La transformation néolibérale de l’école se traduit depuis une dizaine d’années par des attaques de plus en plus importantes contre l’enseignement professionnel, par la réforme du Bac Pro 3ans ou par la volonté de délester vers l’apprentissage les élèves les plus éloignés de la culture scolaire.

Le développement de l’apprentissage public, par la création de CFA académiques et la transformation des lycées professionnels en lycées des Métiers, est la nouvelle arme utilisée pour en finir avec le modèle de l’enseignement professionnel. Dans les années à venir, le développement de parcours mixtes (scolaire puis apprentissage) à l’intérieur du lycée des Métiers permettra de continuer la démolition du service public de la formation professionnelle initiale.

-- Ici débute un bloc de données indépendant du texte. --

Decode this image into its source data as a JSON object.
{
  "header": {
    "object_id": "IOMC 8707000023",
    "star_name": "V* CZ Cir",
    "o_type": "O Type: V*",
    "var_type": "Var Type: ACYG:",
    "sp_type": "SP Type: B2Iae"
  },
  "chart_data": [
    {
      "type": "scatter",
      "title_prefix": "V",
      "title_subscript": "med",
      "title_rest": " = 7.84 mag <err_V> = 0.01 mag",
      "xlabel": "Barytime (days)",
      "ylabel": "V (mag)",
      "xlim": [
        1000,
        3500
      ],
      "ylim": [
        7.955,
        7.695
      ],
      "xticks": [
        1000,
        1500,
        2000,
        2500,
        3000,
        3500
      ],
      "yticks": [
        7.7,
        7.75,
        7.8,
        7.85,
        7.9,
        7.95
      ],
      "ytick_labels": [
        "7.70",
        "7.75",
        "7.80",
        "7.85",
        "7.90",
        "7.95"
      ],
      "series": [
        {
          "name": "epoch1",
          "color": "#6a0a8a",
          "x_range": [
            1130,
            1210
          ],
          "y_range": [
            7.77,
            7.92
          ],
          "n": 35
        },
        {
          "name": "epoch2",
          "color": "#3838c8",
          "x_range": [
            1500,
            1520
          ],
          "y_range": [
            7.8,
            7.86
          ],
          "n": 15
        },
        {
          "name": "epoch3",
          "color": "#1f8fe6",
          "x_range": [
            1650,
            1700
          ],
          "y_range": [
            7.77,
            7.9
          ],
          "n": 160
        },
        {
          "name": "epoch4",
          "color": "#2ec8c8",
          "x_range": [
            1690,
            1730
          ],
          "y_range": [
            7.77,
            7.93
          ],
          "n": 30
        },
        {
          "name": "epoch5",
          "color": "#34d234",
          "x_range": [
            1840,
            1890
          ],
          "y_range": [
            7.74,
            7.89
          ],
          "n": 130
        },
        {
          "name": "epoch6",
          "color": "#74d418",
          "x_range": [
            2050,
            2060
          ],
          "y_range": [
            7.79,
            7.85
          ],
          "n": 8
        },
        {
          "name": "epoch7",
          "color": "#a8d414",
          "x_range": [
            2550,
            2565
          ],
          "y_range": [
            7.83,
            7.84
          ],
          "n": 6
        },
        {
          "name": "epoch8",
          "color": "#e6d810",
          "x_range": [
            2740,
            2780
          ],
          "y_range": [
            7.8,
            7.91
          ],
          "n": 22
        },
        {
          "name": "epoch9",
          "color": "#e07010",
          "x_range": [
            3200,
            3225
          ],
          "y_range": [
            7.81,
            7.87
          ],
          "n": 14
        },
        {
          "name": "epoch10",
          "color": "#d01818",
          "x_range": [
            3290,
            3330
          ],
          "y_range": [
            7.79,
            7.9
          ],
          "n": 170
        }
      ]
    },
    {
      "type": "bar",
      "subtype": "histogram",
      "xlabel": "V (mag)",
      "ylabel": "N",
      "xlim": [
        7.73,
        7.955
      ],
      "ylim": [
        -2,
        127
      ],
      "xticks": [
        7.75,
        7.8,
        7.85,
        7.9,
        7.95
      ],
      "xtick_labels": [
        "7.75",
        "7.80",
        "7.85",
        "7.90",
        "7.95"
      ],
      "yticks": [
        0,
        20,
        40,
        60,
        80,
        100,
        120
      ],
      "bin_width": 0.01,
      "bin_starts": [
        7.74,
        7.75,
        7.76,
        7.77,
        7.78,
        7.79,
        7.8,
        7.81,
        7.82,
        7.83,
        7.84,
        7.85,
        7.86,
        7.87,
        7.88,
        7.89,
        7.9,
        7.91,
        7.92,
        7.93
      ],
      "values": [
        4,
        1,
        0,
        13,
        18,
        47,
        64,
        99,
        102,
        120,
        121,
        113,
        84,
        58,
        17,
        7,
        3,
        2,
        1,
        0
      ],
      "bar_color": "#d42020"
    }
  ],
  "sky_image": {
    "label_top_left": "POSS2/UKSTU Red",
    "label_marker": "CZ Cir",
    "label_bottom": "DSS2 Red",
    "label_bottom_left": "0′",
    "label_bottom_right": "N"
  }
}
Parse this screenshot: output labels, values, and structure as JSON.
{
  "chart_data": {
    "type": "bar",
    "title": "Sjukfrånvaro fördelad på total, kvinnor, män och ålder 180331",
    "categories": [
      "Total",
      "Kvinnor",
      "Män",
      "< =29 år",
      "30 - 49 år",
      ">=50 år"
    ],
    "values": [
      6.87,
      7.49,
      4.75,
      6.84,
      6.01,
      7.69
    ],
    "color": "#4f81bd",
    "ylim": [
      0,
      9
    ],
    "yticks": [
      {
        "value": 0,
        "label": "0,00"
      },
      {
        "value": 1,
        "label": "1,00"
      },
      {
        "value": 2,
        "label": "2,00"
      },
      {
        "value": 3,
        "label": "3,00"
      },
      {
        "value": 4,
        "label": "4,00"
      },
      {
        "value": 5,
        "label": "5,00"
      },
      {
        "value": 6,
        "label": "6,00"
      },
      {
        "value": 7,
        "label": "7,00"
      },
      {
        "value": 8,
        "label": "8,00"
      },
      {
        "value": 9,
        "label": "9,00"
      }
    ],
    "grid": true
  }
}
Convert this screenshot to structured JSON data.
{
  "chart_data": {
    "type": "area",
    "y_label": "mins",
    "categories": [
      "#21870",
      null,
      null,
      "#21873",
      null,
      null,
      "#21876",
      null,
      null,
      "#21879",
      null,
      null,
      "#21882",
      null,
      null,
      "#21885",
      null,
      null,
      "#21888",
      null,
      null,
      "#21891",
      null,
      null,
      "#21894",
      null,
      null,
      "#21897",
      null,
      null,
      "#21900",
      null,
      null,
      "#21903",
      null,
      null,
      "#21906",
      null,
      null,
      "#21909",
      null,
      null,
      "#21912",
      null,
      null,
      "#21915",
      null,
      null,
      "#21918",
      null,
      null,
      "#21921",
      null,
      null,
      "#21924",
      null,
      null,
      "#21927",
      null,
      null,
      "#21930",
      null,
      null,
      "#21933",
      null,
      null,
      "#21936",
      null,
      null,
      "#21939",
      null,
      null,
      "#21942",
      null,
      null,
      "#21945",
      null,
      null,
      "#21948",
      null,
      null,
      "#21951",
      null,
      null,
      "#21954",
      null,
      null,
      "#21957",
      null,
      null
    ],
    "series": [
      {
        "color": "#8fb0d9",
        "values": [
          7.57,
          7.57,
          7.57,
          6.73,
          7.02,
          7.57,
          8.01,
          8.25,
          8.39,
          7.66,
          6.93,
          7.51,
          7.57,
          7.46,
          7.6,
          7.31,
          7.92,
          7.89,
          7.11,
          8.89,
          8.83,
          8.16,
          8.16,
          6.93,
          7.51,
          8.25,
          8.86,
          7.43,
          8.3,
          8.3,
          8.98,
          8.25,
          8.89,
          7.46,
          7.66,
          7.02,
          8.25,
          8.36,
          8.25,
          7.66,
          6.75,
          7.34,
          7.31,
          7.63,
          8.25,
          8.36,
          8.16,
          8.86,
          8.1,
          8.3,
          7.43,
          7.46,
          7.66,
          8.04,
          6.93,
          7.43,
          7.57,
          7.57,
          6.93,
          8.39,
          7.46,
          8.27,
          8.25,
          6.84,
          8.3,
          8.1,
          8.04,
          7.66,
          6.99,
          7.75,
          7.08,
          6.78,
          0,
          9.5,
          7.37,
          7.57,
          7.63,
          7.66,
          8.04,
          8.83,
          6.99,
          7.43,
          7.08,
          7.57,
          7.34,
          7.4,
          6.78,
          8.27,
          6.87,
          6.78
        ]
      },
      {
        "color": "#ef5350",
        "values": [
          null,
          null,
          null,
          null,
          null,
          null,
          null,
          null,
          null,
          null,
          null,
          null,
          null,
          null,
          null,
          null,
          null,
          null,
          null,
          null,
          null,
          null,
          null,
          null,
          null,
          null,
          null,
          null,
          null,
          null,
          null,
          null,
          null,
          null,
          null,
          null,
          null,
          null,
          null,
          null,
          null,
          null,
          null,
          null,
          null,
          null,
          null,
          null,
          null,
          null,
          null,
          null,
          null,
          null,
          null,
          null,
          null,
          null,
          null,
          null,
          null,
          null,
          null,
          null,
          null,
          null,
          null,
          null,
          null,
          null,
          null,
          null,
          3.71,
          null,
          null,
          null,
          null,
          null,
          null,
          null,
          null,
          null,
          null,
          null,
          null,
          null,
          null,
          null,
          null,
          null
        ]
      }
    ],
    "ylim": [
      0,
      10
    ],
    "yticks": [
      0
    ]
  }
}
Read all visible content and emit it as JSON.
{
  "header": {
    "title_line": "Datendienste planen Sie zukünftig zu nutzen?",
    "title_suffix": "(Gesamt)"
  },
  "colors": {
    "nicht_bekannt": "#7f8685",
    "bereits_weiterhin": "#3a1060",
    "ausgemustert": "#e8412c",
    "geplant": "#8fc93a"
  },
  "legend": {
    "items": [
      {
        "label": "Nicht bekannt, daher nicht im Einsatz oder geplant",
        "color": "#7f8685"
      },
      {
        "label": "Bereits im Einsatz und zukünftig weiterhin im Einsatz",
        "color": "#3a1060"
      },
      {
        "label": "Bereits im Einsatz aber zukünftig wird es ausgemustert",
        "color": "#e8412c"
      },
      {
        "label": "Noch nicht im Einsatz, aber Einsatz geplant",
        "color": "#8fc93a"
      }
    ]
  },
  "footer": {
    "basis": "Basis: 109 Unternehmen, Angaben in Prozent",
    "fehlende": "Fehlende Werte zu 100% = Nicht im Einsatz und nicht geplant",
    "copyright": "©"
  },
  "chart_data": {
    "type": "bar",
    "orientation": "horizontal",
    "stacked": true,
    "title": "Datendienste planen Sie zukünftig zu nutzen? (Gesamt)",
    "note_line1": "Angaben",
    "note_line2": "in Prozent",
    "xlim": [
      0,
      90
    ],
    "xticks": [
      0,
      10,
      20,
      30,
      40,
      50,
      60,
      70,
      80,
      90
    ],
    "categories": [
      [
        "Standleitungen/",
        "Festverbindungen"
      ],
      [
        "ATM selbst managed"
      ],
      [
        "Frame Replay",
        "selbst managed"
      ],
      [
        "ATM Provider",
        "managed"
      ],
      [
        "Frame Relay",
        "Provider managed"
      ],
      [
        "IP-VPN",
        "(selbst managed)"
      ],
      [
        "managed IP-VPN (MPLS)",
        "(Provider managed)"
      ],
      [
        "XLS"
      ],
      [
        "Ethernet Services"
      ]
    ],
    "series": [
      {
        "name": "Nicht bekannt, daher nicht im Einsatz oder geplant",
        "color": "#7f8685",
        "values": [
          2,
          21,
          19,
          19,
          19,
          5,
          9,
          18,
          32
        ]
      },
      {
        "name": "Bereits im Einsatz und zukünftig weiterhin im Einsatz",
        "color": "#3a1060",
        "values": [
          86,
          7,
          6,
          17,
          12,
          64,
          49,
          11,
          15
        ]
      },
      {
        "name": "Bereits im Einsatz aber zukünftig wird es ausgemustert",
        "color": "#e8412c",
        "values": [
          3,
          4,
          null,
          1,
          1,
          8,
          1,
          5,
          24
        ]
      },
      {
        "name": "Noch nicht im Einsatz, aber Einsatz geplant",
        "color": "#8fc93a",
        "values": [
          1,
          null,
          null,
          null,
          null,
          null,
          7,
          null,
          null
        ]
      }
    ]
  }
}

Le SNUEP considère la formation de tous les PLP (« généralistes » ou « professionnels ») comme fondamentale, et il tient particulièrement à la garantie de professionnalisation des IUFM.
Si les finalités de la formation, le niveau de qualification et de recrutement doivent être identiques pour l’ensemble des PLP, l’entrée dans la formation doit pouvoir prendre en compte les particularités de l’enseignement professionnel (reconversion professionnelle, disciplines « métiers » sans réels parcours universitaires...). Ainsi, si l’admission peut se situer en fin de M2 pour l’ensemble des disciplines, on peut envisager une admissibilité qui pourrait être variable (de L3 à M2) en fonction des choix et des parcours des candidats : la formation doit permettre de les armer pour mieux faire réussir les élèves.

Combattre l’échec scolaire passe aussi par une gratuité réelle de tout ce qui est afférent aux études. Nous savons que ce qui décide certains élèves à aller vers l’apprentissage est le coût financier des études.
Le SNUEP estime que pour combattre l’échec scolaire, il est impératif de mutualiser les expériences pédagogiques aussi bien entre les 3 voies de formation du lycée qu’avec le collège. Le collège ne peut pas être laissé de côté, il doit être refondé afin de devenir un collège pour tous. La FSU doit se donner-là un vrai mandat d’étude.